UK police investigating attempts to stoke anti-Muslim coronavirus sentiments
Last month, The New Arab reported that videos are being circulated online falsely claiming that British-Muslims were endangering public safety by attending mosque despite the coronavirus pandemic.
"We have become aware that this is being used as an opportunity by right-wing groups to point the blame at some ethnic groups," David Jamieson, police and crime commissioner for the West Midlands, was quoted by The Guardian as saying.
"It does not take a lot for these things to break down and for tensions to arise in these communities. It’s something we are monitoring very closely," Jamieson said. Counter-terrorism police are looking into reports, he added.
Last month, a video clip showing crowds of Muslim men praying outside a Mosque in London was shared online by far-right groups, falsely claiming they were violating the coronavirus lockdown order.
The video, which was shot before the coronavirus outbreak began, showed a group of Muslim men praying outside Wembley Central Masjid in close proximity of one another. The accounts falsely claimed the film was taken during the epidemic.
Despite being taken out of context, the clip still stirred anger on Twitter.
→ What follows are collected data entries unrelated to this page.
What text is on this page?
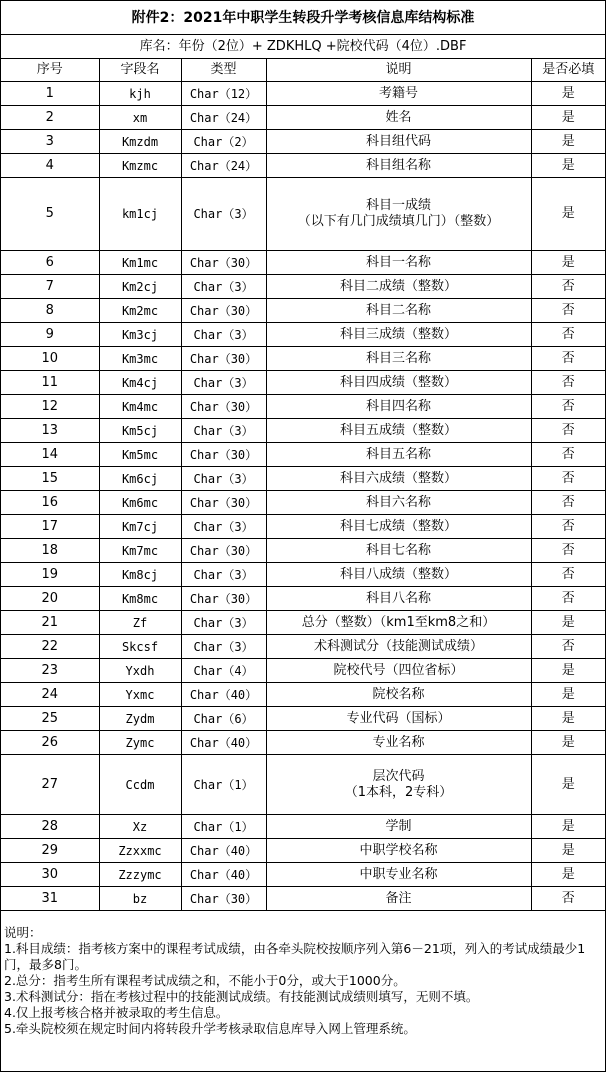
附件2：2021年中职学生转段升学考核信息库结构标准				
库名：年份（2位）+ ZDKHLQ +院校代码（4位）.DBF				
序号	字段名	类型	说明	是否必填
1	kjh	Char（12）	考籍号	是
2	xm	Char（24）	姓名	是
3	Kmzdm	Char（2）	科目组代码	是
4	Kmzmc	Char（24）	科目组名称	是
5	km1cj	Char（3）	科目一成绩
（以下有几门成绩填几门）（整数）	是
6	Km1mc	Char（30）	科目一名称	是
7	Km2cj	Char（3）	科目二成绩（整数）	否
8	Km2mc	Char（30）	科目二名称	否
9	Km3cj	Char（3）	科目三成绩（整数）	否
10	Km3mc	Char（30）	科目三名称	否
11	Km4cj	Char（3）	科目四成绩（整数）	否
12	Km4mc	Char（30）	科目四名称	否
13	Km5cj	Char（3）	科目五成绩（整数）	否
14	Km5mc	Char（30）	科目五名称	否
15	Km6cj	Char（3）	科目六成绩（整数）	否
16	Km6mc	Char（30）	科目六名称	否
17	Km7cj	Char（3）	科目七成绩（整数）	否
18	Km7mc	Char（30）	科目七名称	否
19	Km8cj	Char（3）	科目八成绩（整数）	否
20	Km8mc	Char（30）	科目八名称	否
21	Zf	Char（3）	总分（整数）（km1至km8之和）	是
22	Skcsf	Char（3）	术科测试分（技能测试成绩）	否
23	Yxdh	Char（4）	院校代号（四位省标）	是
24	Yxmc	Char（40）	院校名称	是
25	Zydm	Char（6）	专业代码（国标）	是
26	Zymc	Char（40）	专业名称	是
27	Ccdm	Char（1）	层次代码
（1本科，2专科）	是
28	Xz	Char（1）	学制	是
29	Zzxxmc	Char（40）	中职学校名称	是
30	Zzzymc	Char（40）	中职专业名称	是
31	bz	Char（30）	备注	否
说明：
1.科目成绩：指考核方案中的课程考试成绩，由各牵头院校按顺序列入第6－21项，列入的考试成绩最少1门，最多8门。
2.总分：指考生所有课程考试成绩之和，不能小于0分，或大于1000分。
3.术科测试分：指在考核过程中的技能测试成绩。有技能测试成绩则填写，无则不填。
4.仅上报考核合格并被录取的考生信息。
5.牵头院校须在规定时间内将转段升学考核录取信息库导入网上管理系统。
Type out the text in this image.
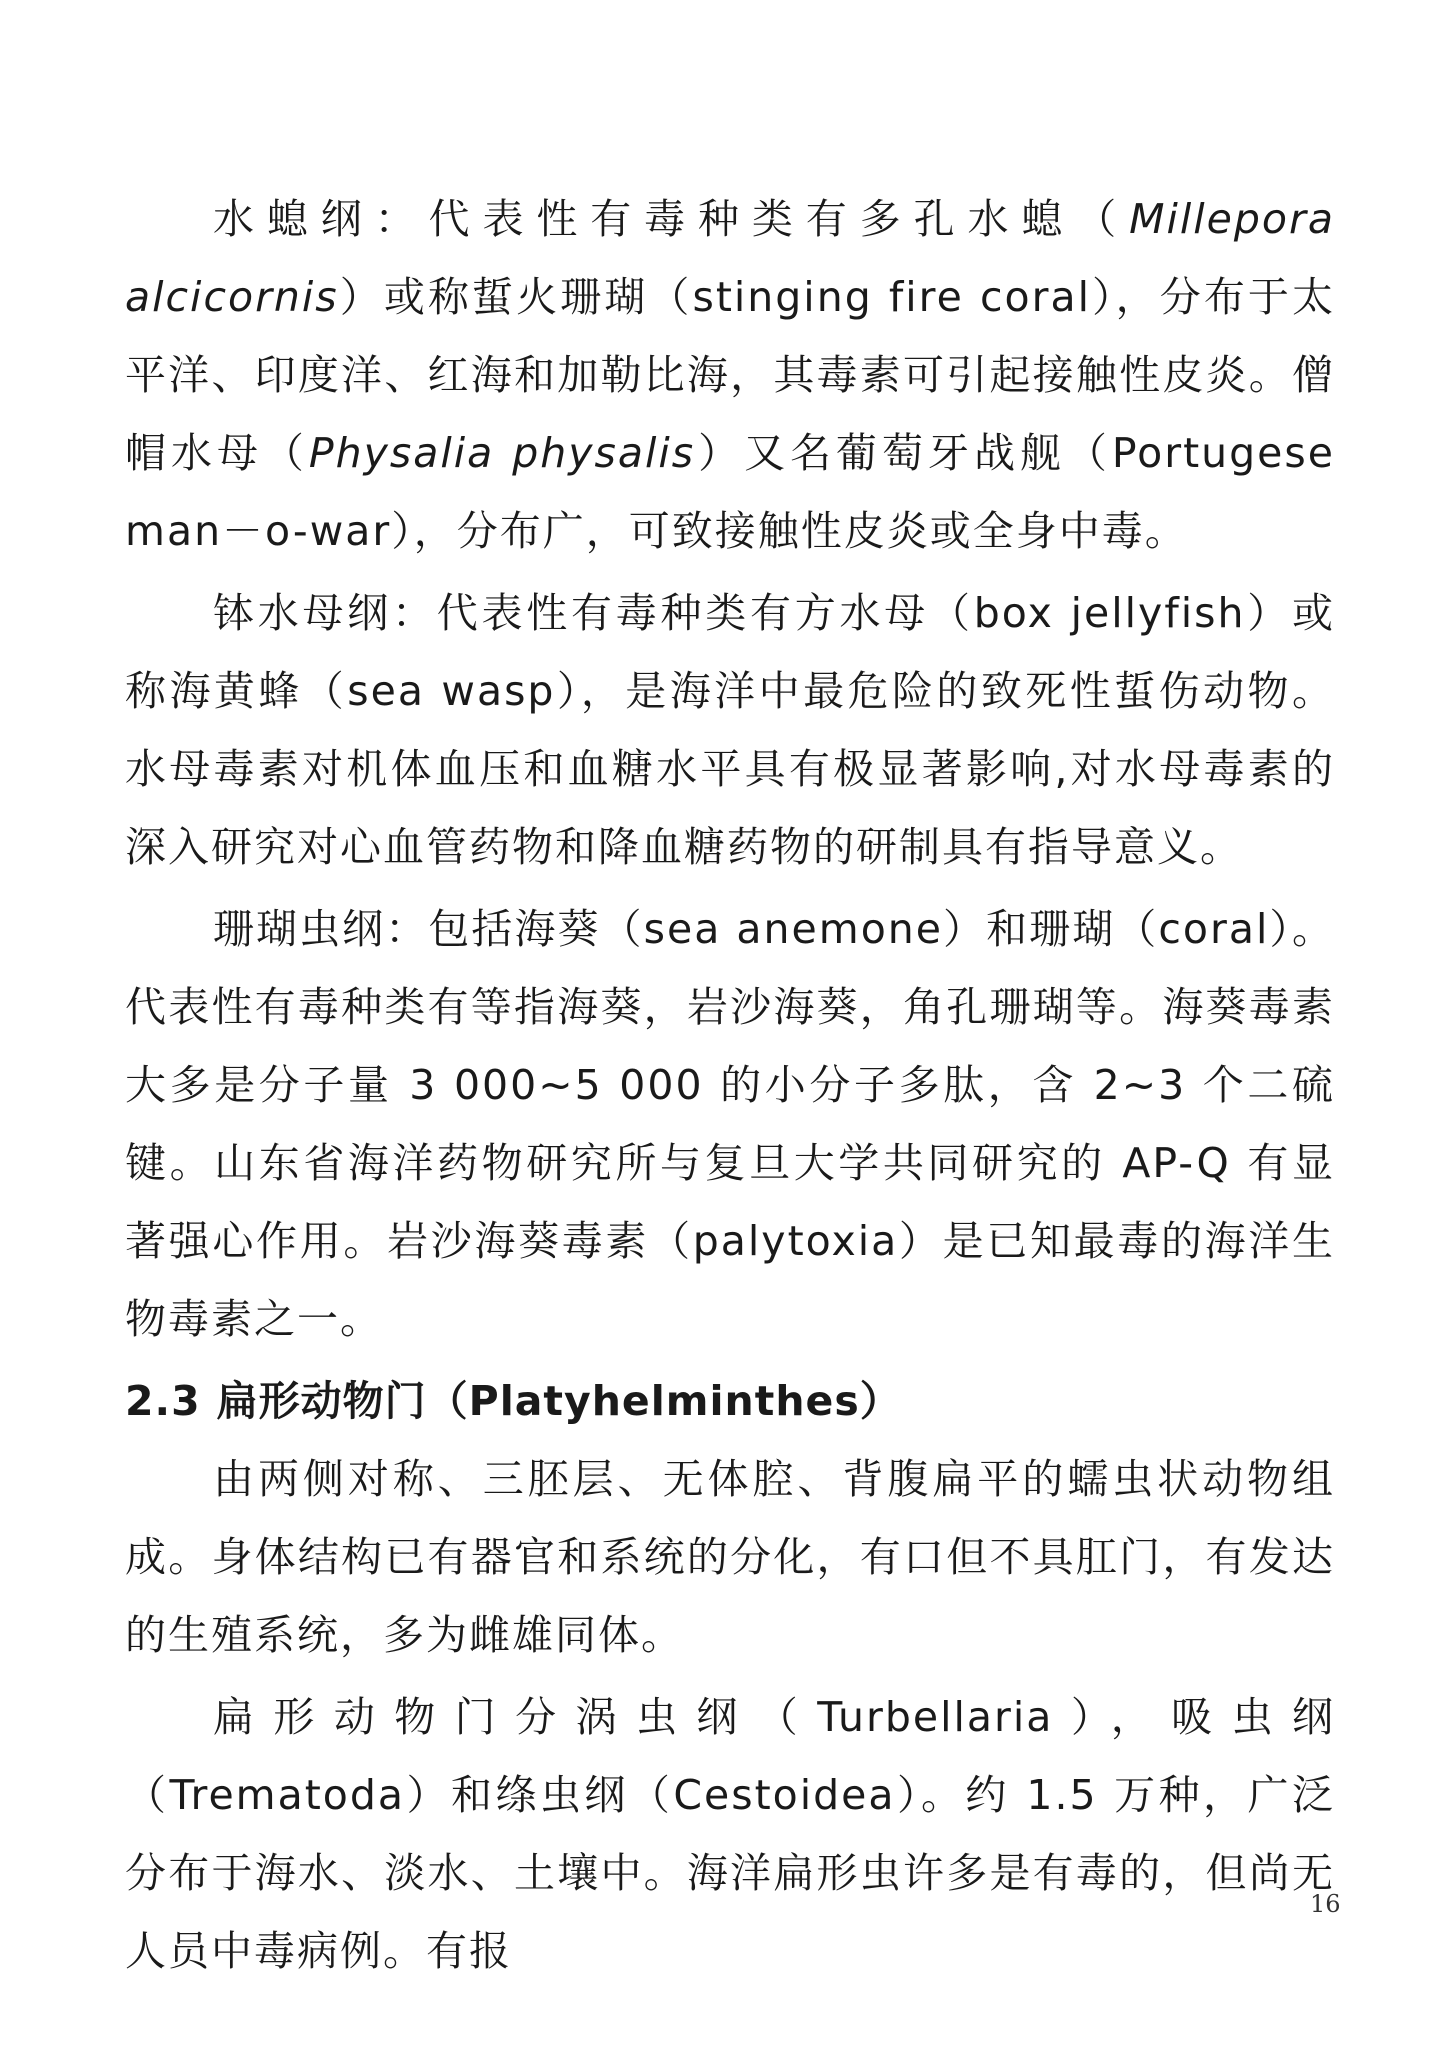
水螅纲：代表性有毒种类有多孔水螅（Millepora alcicornis）或称蜇火珊瑚（stinging fire coral），分布于太平洋、印度洋、红海和加勒比海，其毒素可引起接触性皮炎。僧帽水母（Physalia physalis）又名葡萄牙战舰（Portugese man－o-war），分布广，可致接触性皮炎或全身中毒。

钵水母纲：代表性有毒种类有方水母（box jellyfish）或称海黄蜂（sea wasp），是海洋中最危险的致死性蜇伤动物。水母毒素对机体血压和血糖水平具有极显著影响,对水母毒素的深入研究对心血管药物和降血糖药物的研制具有指导意义。

珊瑚虫纲：包括海葵（sea anemone）和珊瑚（coral）。代表性有毒种类有等指海葵，岩沙海葵，角孔珊瑚等。海葵毒素大多是分子量 3 000~5 000 的小分子多肽，含 2~3 个二硫键。山东省海洋药物研究所与复旦大学共同研究的 AP-Q 有显著强心作用。岩沙海葵毒素（palytoxia）是已知最毒的海洋生物毒素之一。

2.3 扁形动物门（Platyhelminthes）

由两侧对称、三胚层、无体腔、背腹扁平的蠕虫状动物组成。身体结构已有器官和系统的分化，有口但不具肛门，有发达的生殖系统，多为雌雄同体。

扁形动物门分涡虫纲（Turbellaria），吸虫纲（Trematoda）和绦虫纲（Cestoidea）。约 1.5 万种，广泛分布于海水、淡水、土壤中。海洋扁形虫许多是有毒的，但尚无人员中毒病例。有报

16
One user falsely claimed that the Muslims had gathered on the streets after their mosque was closed due to the epidemic. "Look at their arrogance!" he added
Another said that congregations are not allowed and that police had failed to disperse them, while a third repeated racist tropes calling for "mass deportation".
The clip was later reported to Twitter, which removed the tweet and placed restrictions on the account.
Similar videos have been shared by prominent UK far-right figures.
Tommy Robinson, founder of the English Defence League far-right group, shared a video on Telegram that purportedly showed British Muslims exiting a "secret mosque" in central England.
West Midlands Police have dismissed the claims, according to The Guardian.
Right-wing commentator Katie Hopkins and former United Kingdom Independence Party (UKIP) leader Gerard Batten have also shared similar content in recent weeks.
Batten, who once described Islam as a "death cult", suggested that the UK's government would be "too scared" to close mosques in a tweet which went viral.
UK mosques have remained closed since the government ordered places of worship to shut their doors on 23 March. Days before this order, many mosques had already shuttered in line with guidance from the Muslim Council of Britain.